A brief thought on something I’ll try to expand on later. Leaving aside all the questions about what Mitt Romney did or didn’t do at Bain — and about his self-aggrandizing double standard — there’s an even broader question: why does anyone believe that success in business qualified someone to make economic policy?
For the fact is that running a business is nothing at all like making macro policy. The key point about macroeconomics is the pervasiveness of feedback loops due to the fact that workers are also consumers. No business sells a large fraction of its output to its own workers; even very small countries sell around two-thirds of their output to themselves, because that much is non-tradable services.
Well first of all, nobody claims that businessmen are experts on macroeonomics and monetary policy, but in general they at least have an idea in how to lead large organizations and how the economy works.
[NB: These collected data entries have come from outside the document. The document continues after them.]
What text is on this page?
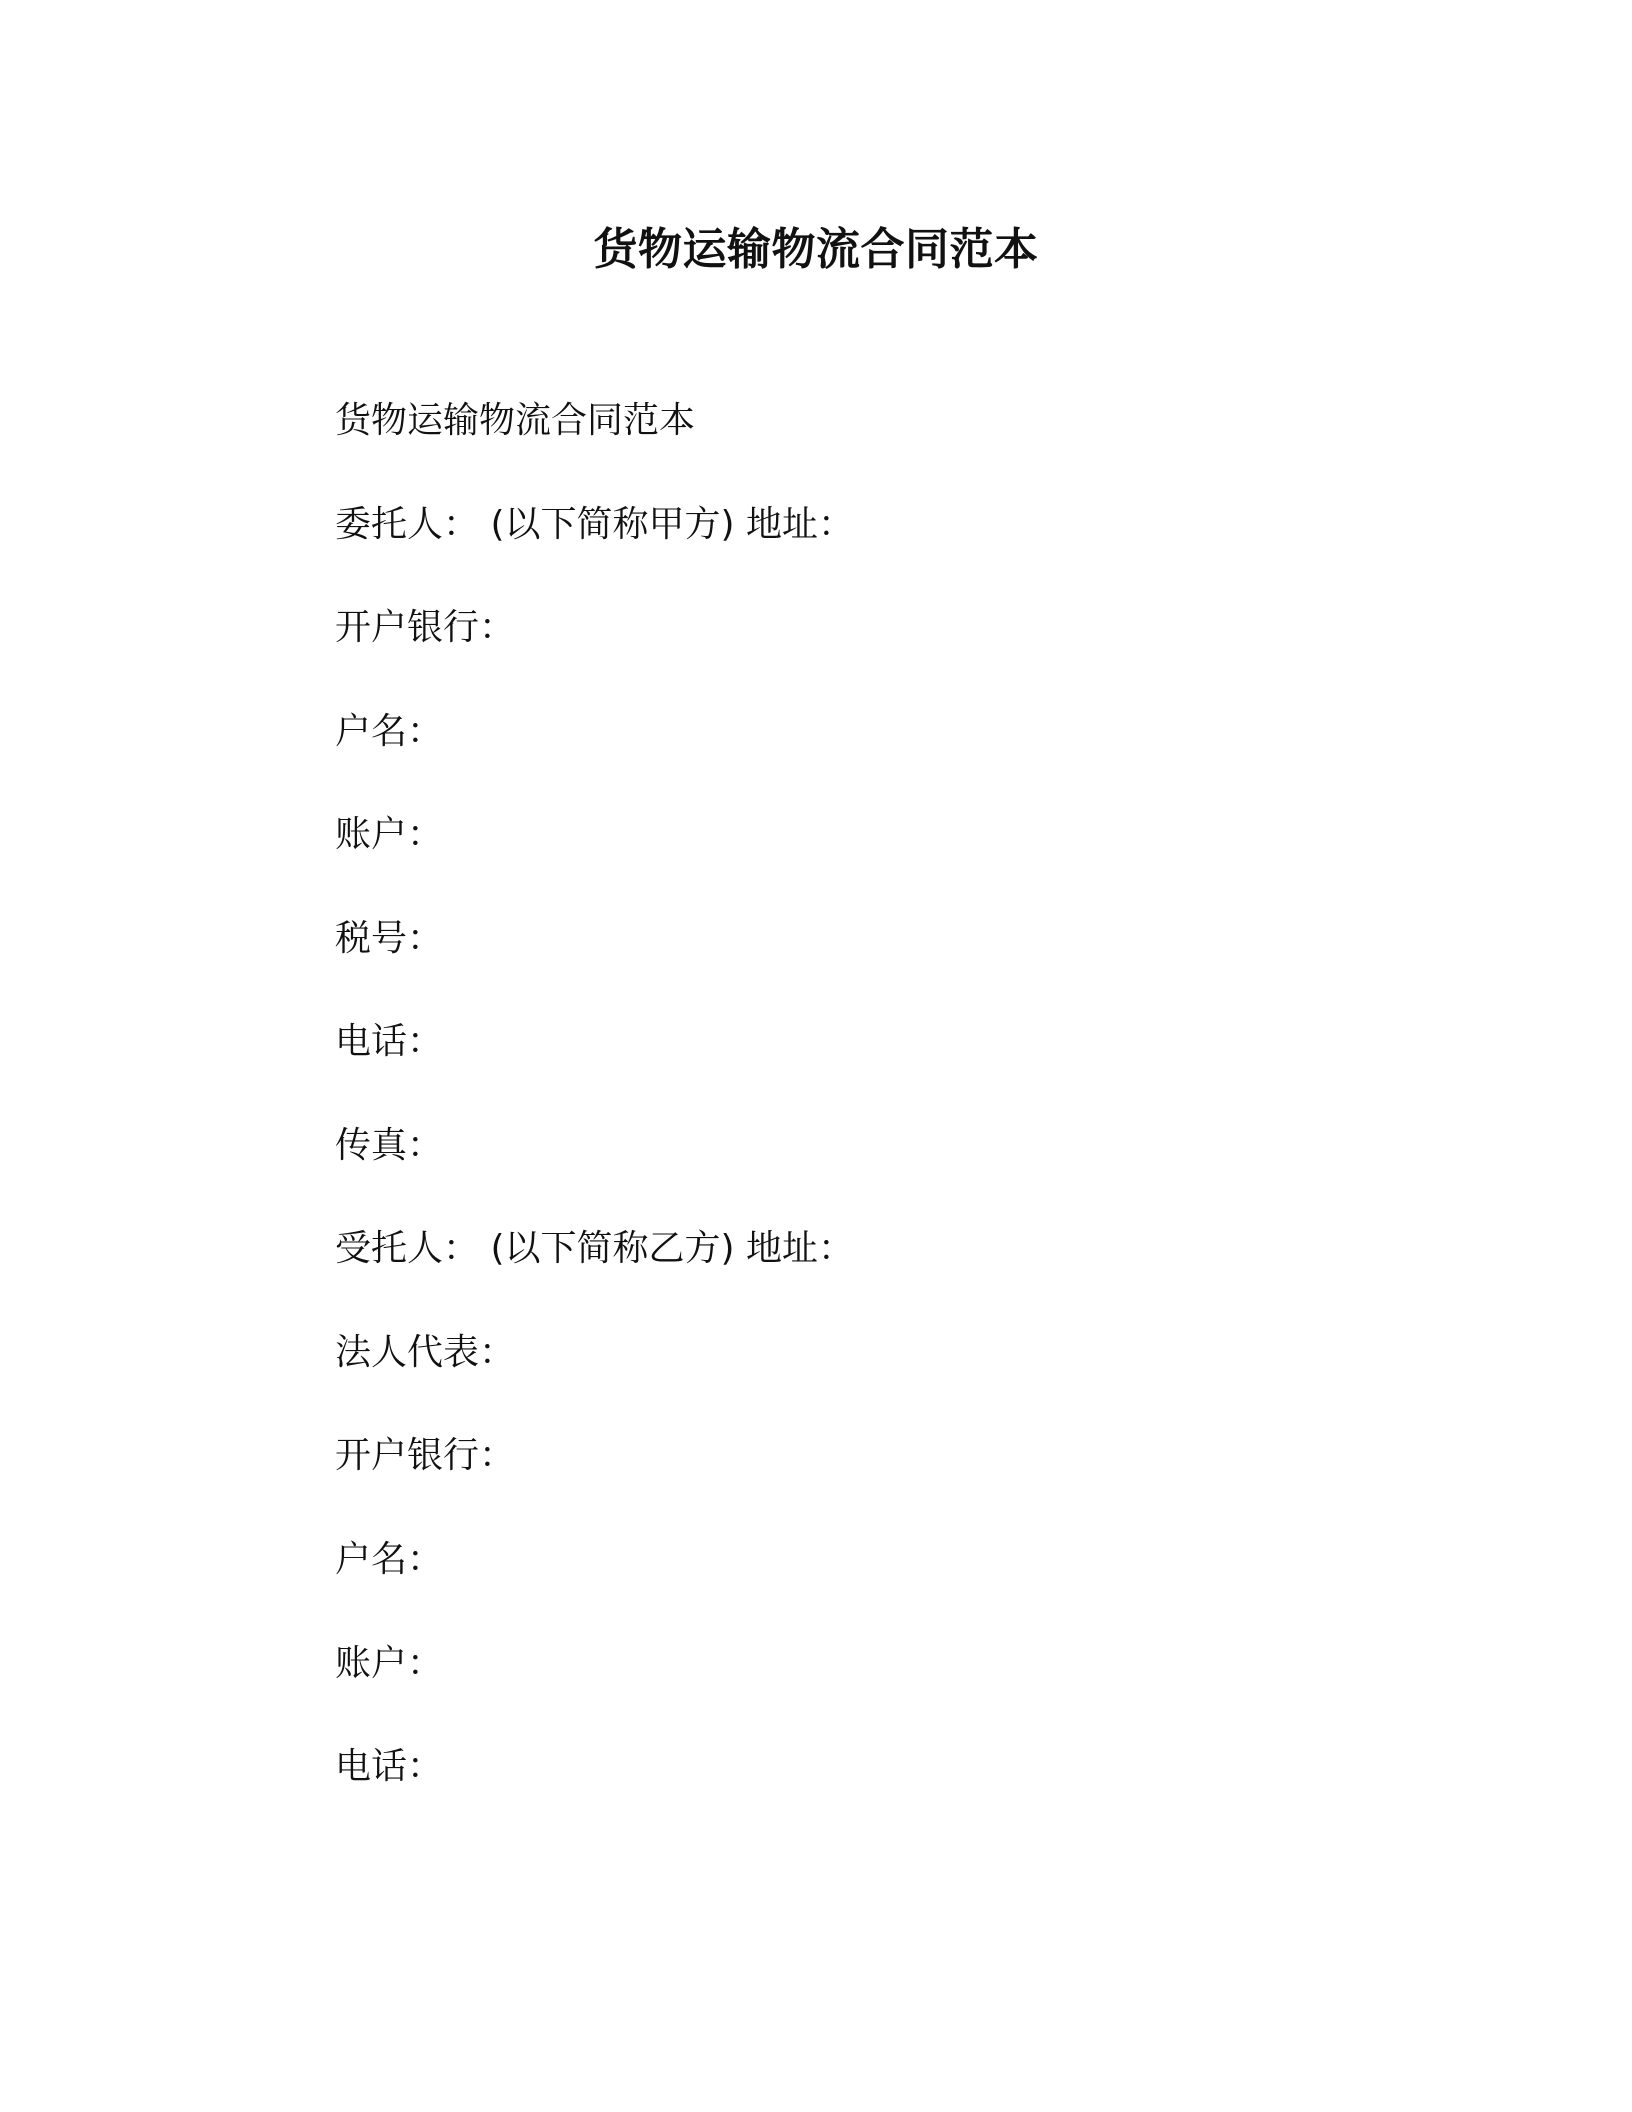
货物运输物流合同范本
货物运输物流合同范本
委托人： (以下简称甲方) 地址：
开户银行：
户名：
账户：
税号：
电话：
传真：
受托人： (以下简称乙方) 地址：
法人代表：
开户银行：
户名：
账户：
电话：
Right now we have a government run by lawyers. Over half of the Senate are lawyers, every Democratic presidential and vice presidential candidate since 1984 has gone to law school (Al Gore, the Nobel Prize winning intellectual of the left and creator of the Internet dropped out, shortly after flunking out of law school).
So having someone with some experience in the real world, outside of government or the court room, is not a bad thing. There aren't really any good jobs to prepare for being president anyway, aside from being a governor, which is why most presidents are former governors. A first term senator getting elected to the presidency is actually quite rare, for a reason. Romney being both a governor and successful businessman certainly demonstrates more experience than our current part-time law professor/community organizer in chief. Now you can definitely make some arguments against voting for him based on policy, but that is another topic.